A notre connaissance, de nombreux écrits relèvent les manquements des coopératives vis-à-vis de leurs associés coopérateurs.

 

Le premier reproche sera celui de la valorisation insuffisante de la production de ses adhérents que l’on retrouve dès 2004 dans le rapport Trédé puis dans l’avis de l’autorité de la concurrence en 2009, valorisation liée à une part trop importante de produits industriels et à un manque de recherche en produits qualitatifs.

Malgré ces mises en garde, les coopératives n’ont pas évolué dans leur politique puisqu’elles continuent à développer des projets d’investissements (PI) dans des tours de séchage (projet Coralis 35, projet Carhaix 29 …). Cette valorisation en poudre de lait est soumise aux fluctuations du marché mondial. De plus, elle repose sur un prix différencié du produit lait en sortie de ferme, double, voir triple prix. Ainsi, la coopérative assurera la valorisation de ce PI en adaptant le prix payé aux producteurs !

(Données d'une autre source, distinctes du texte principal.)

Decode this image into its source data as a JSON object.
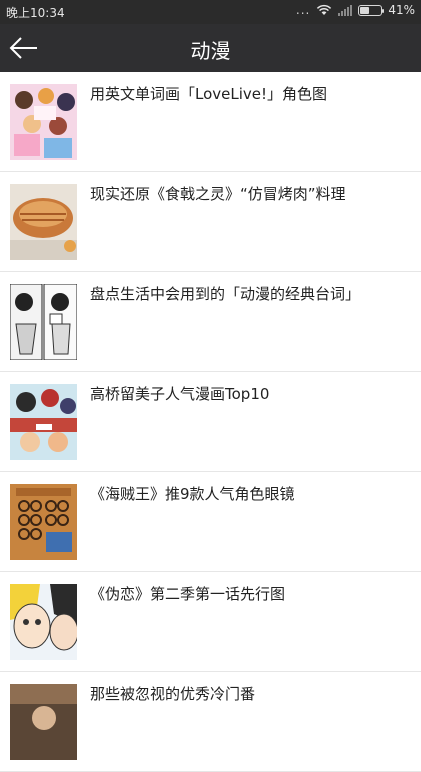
{
  "status_bar": {
    "time": "晚上10:34",
    "overflow": "...",
    "battery_percent": "41%",
    "battery_level": 0.41
  },
  "header": {
    "title": "动漫",
    "back_icon": "arrow-left-icon"
  },
  "articles": [
    {
      "title": "用英文单词画「LoveLive!」角色图"
    },
    {
      "title": "现实还原《食戟之灵》“仿冒烤肉”料理"
    },
    {
      "title": "盘点生活中会用到的「动漫的经典台词」"
    },
    {
      "title": "高桥留美子人气漫画Top10"
    },
    {
      "title": "《海贼王》推9款人气角色眼镜"
    },
    {
      "title": "《伪恋》第二季第一话先行图"
    },
    {
      "title": "那些被忽视的优秀冷门番"
    }
  ],
  "colors": {
    "status_bar_bg": "#2b2b2b",
    "title_bar_bg": "#2f2f31",
    "title_text": "#ffffff",
    "item_text": "#222222",
    "divider": "#e6e6e6"
  }
}
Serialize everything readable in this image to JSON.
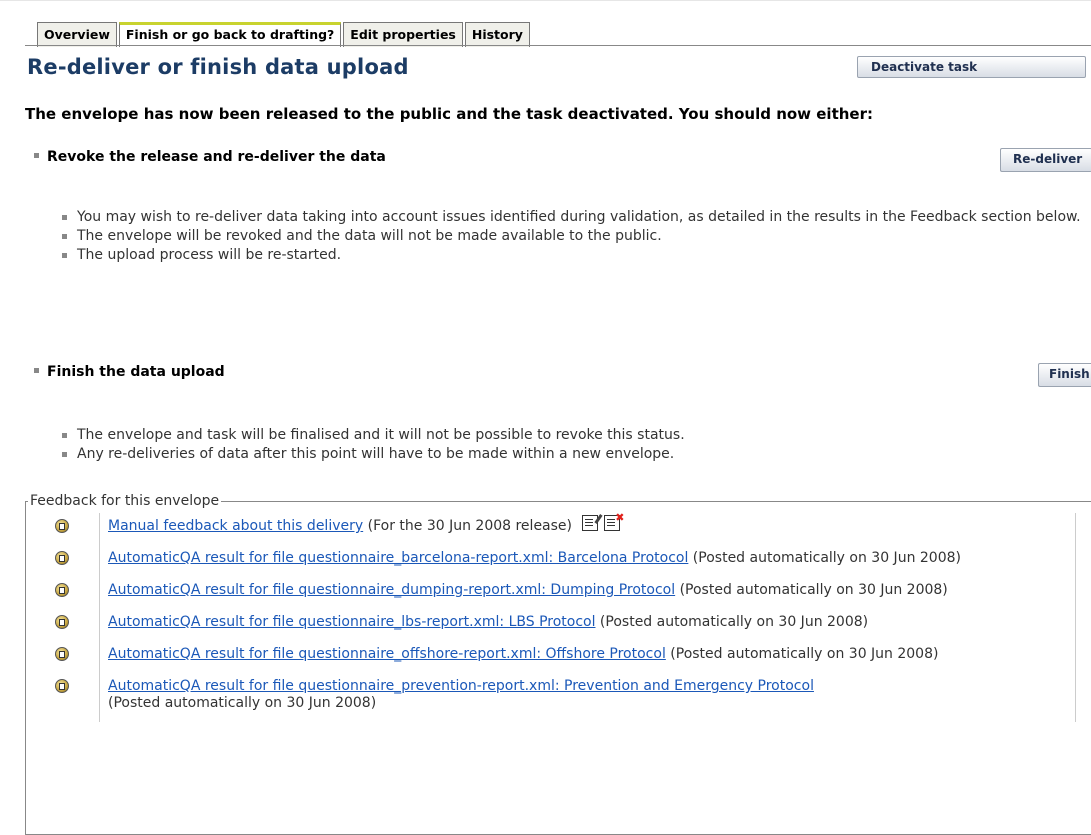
{
  "tabs": [
    "Overview",
    "Finish or go back to drafting?",
    "Edit properties",
    "History"
  ],
  "page_title": "Re-deliver or finish data upload",
  "deactivate_label": "Deactivate task",
  "intro_text": "The envelope has now been released to the public and the task deactivated. You should now either:",
  "section_redeliver": {
    "title": "Revoke the release and re-deliver the data",
    "button": "Re-deliver",
    "bullets": [
      "You may wish to re-deliver data taking into account issues identified during validation, as detailed in the results in the Feedback section below.",
      "The envelope will be revoked and the data will not be made available to the public.",
      "The upload process will be re-started."
    ]
  },
  "section_finish": {
    "title": "Finish the data upload",
    "button": "Finish",
    "bullets": [
      "The envelope and task will be finalised and it will not be possible to revoke this status.",
      "Any re-deliveries of data after this point will have to be made within a new envelope."
    ]
  },
  "feedback": {
    "legend": "Feedback for this envelope",
    "items": [
      {
        "link": "Manual feedback about this delivery",
        "note": " (For the 30 Jun 2008 release)"
      },
      {
        "link": "AutomaticQA result for file questionnaire_barcelona-report.xml: Barcelona Protocol",
        "note": " (Posted automatically on 30 Jun 2008)"
      },
      {
        "link": "AutomaticQA result for file questionnaire_dumping-report.xml: Dumping Protocol",
        "note": " (Posted automatically on 30 Jun 2008)"
      },
      {
        "link": "AutomaticQA result for file questionnaire_lbs-report.xml: LBS Protocol",
        "note": " (Posted automatically on 30 Jun 2008)"
      },
      {
        "link": "AutomaticQA result for file questionnaire_offshore-report.xml: Offshore Protocol",
        "note": " (Posted automatically on 30 Jun 2008)"
      },
      {
        "link": "AutomaticQA result for file questionnaire_prevention-report.xml: Prevention and Emergency Protocol",
        "note": " (Posted automatically on 30 Jun 2008)"
      }
    ]
  }
}
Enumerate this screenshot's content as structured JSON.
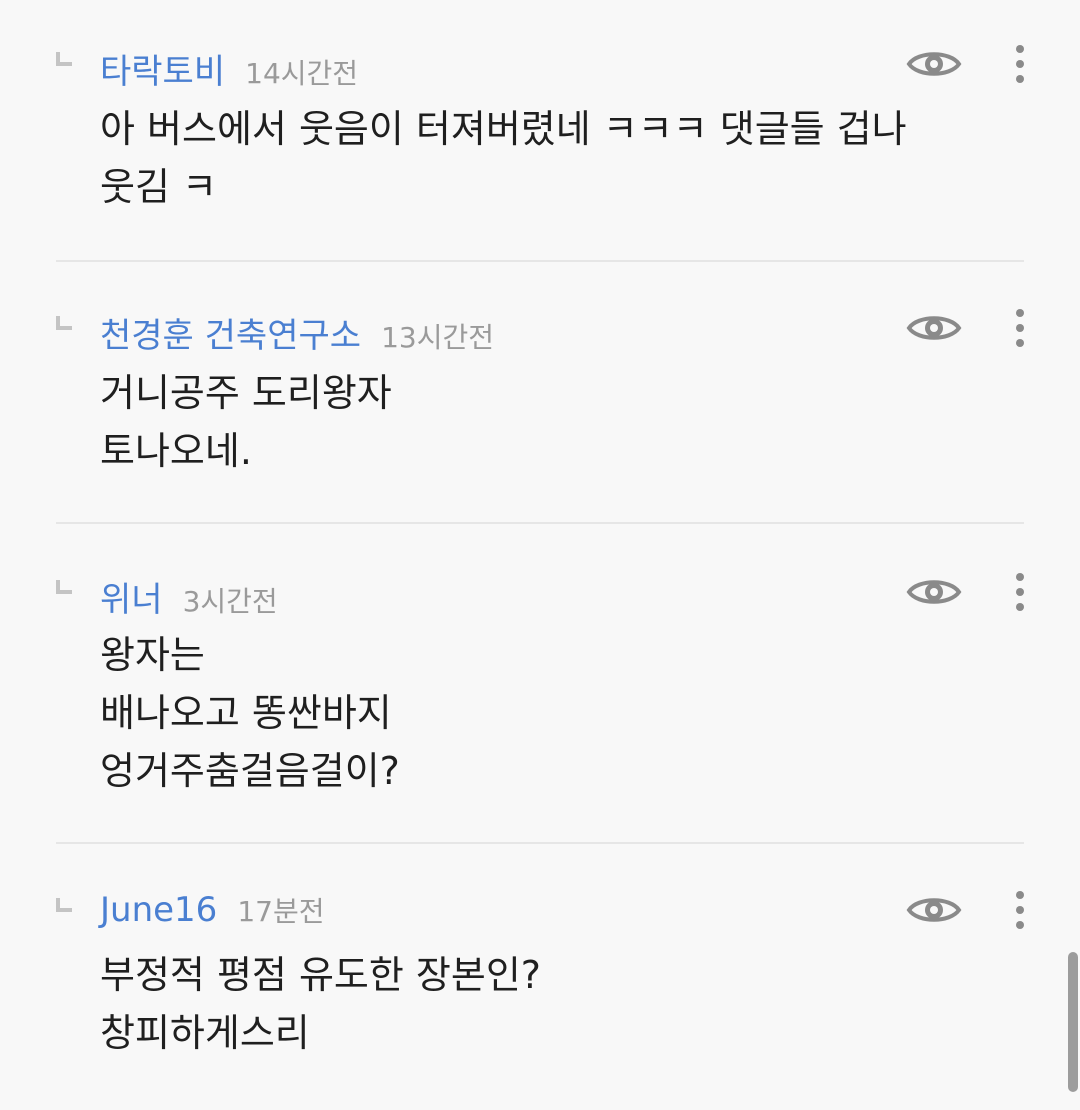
{
  "comments": [
    {
      "author": "타락토비",
      "time": "14시간전",
      "lines": [
        "아 버스에서 웃음이 터져버렸네 ㅋㅋㅋ 댓글들 겁나",
        "웃김 ㅋ"
      ]
    },
    {
      "author": "천경훈 건축연구소",
      "time": "13시간전",
      "lines": [
        "거니공주 도리왕자",
        "토나오네."
      ]
    },
    {
      "author": "위너",
      "time": "3시간전",
      "lines": [
        "왕자는",
        "배나오고 똥싼바지",
        "엉거주춤걸음걸이?"
      ]
    },
    {
      "author": "June16",
      "time": "17분전",
      "lines": [
        "부정적 평점 유도한 장본인?",
        "창피하게스리"
      ]
    }
  ],
  "icons": {
    "view": "eye-icon",
    "more": "more-vertical-icon",
    "reply": "reply-indicator-icon"
  },
  "colors": {
    "author": "#4a7fd1",
    "time": "#9a9a9a",
    "body": "#1f1f1f",
    "icon": "#8a8a8a",
    "background": "#f8f8f8"
  }
}
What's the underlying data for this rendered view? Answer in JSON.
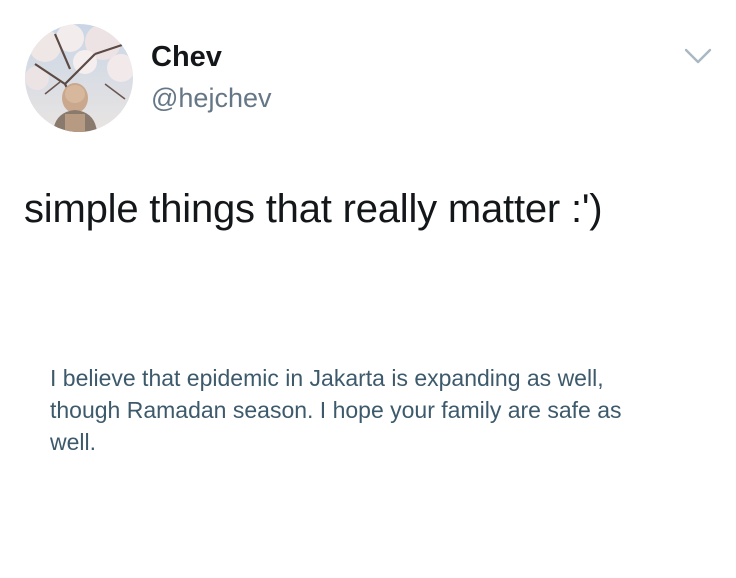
{
  "tweet": {
    "author": {
      "display_name": "Chev",
      "handle": "@hejchev",
      "avatar_icon": "avatar-photo"
    },
    "menu_icon": "chevron-down-icon",
    "text": "simple things that really matter :')",
    "attached_image": {
      "text": "I believe that epidemic in Jakarta is expanding as well, though Ramadan season. I hope your family are safe as well."
    }
  },
  "colors": {
    "primary_text": "#14171a",
    "secondary_text": "#657786",
    "image_text": "#3d5a6c",
    "chevron": "#aab8c2"
  }
}
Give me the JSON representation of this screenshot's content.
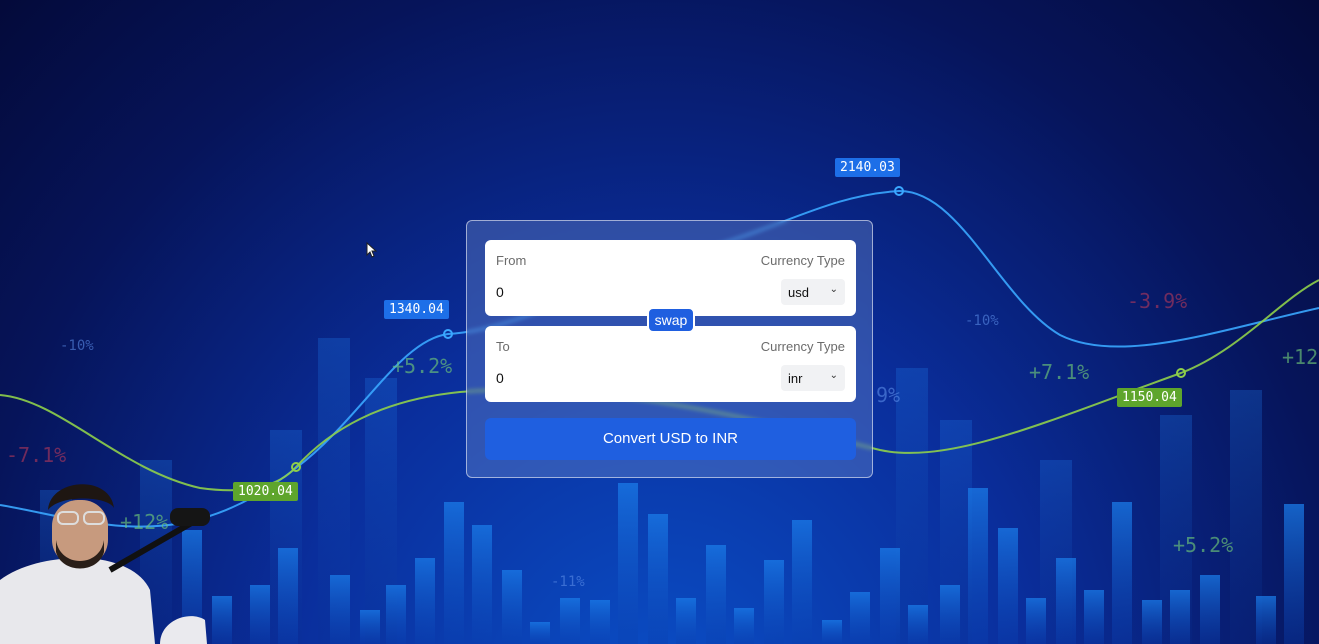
{
  "converter": {
    "from_label": "From",
    "to_label": "To",
    "currency_type_label": "Currency Type",
    "from_amount": "0",
    "to_amount": "0",
    "from_currency": "usd",
    "to_currency": "inr",
    "swap_label": "swap",
    "convert_label": "Convert USD to INR"
  },
  "background": {
    "value_labels": [
      "1340.04",
      "2140.03",
      "1020.04",
      "1150.04"
    ],
    "percent_labels": [
      "+5.2%",
      "-7.1%",
      "+12%",
      "-3.9%",
      "+7.1%",
      "+12",
      "-10%",
      "-10%",
      "9%",
      "-11%",
      "+5.2%"
    ],
    "colors": {
      "accent": "#1f5fe0",
      "green_tag": "#5ea52c",
      "blue_tag": "#1d6fe8"
    }
  },
  "icons": {
    "cursor": "mouse-pointer-icon",
    "select_arrow": "chevron-down-icon"
  }
}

Alors que les contrats majoritairement présentés par les entreprises privées reposent sur une gestion stricte des volumes, gestion encouragée par les directives européennes, les coopératives se réfugient derrière une obligation de collecte pour justifier de ce double prix.

Au final, toutes les entreprises s’aligneront sur ce prix moyen obtenu considérant qu’il n’existe pas d’étanchéité entre les volumes A et B et donc la possibilité de transformer du lait payé en prix B en produits de grande consommation.

A l’heure actuelle, faute de gestion de la production française, le marché compte un excédent de plus de 10% en lait UHT.

 

La seconde critique faite aux coopératives est celui d’un manque de transparence dans la répartition de la valeur ajoutée vers ses associés coopérateurs.

Si on peut reprocher aux producteurs de manquer d’intérêts pour le fonctionnement de leurs coopératives, il faut reconnaître qu’il est difficile de franchir les strates permettant d’arriver au conseil d’administration.

Nous pouvons aussi nous interroger sur la double mission du conseil d’administration, entre assurer le fonctionnement de l’outil coopératif qui relève plus d’un outil industriel et dégager un juste retour de valorisation aux associés. Ces deux missions ne nous paraissent plus compatibles. De plus le cumul de mandats constatés chez certains administrateurs peut-il permettre une représentation correcte des producteurs ?

 

Le CEP n°36 de novembre 2011 rapporte « si l’on considère le périmètre réduit, selon les résultats de l’Enquête Annuelle Laitière 2009, les coopératives réalisent 47 % de la collecte, mais seulement 12 % des transformations et 10 % des ventes de produits laitiers finis »

Nous comprenons ainsi que la valorisation est confiée à des filiales à statut non coopératif et donc sans redistribution.

Compte tenu de ces éléments, il est clair que le système coopératif français dans sa majorité n’assure plus les fonctions pour lesquels il a été mis en place (valorisation de la production de ses adhérents, transparence, démocratie…) .Son fonctionnement est comparable à celui des entreprises privées. L’exemple suisse déjà cité reflète pleinement les conséquences de l’application de prix différenciés et de la multitude d’OP verticales qui équivalent au système coopératif.

 

Ainsi, encourager la mise en place d’organisations de producteurs verticales à l’image des coopératives françaises ne permettra certainement pas à la LMA d’atteindre ses objectifs (rééquilibrer les pouvoirs de force dans la filière : relation équilibrée, revenu décent).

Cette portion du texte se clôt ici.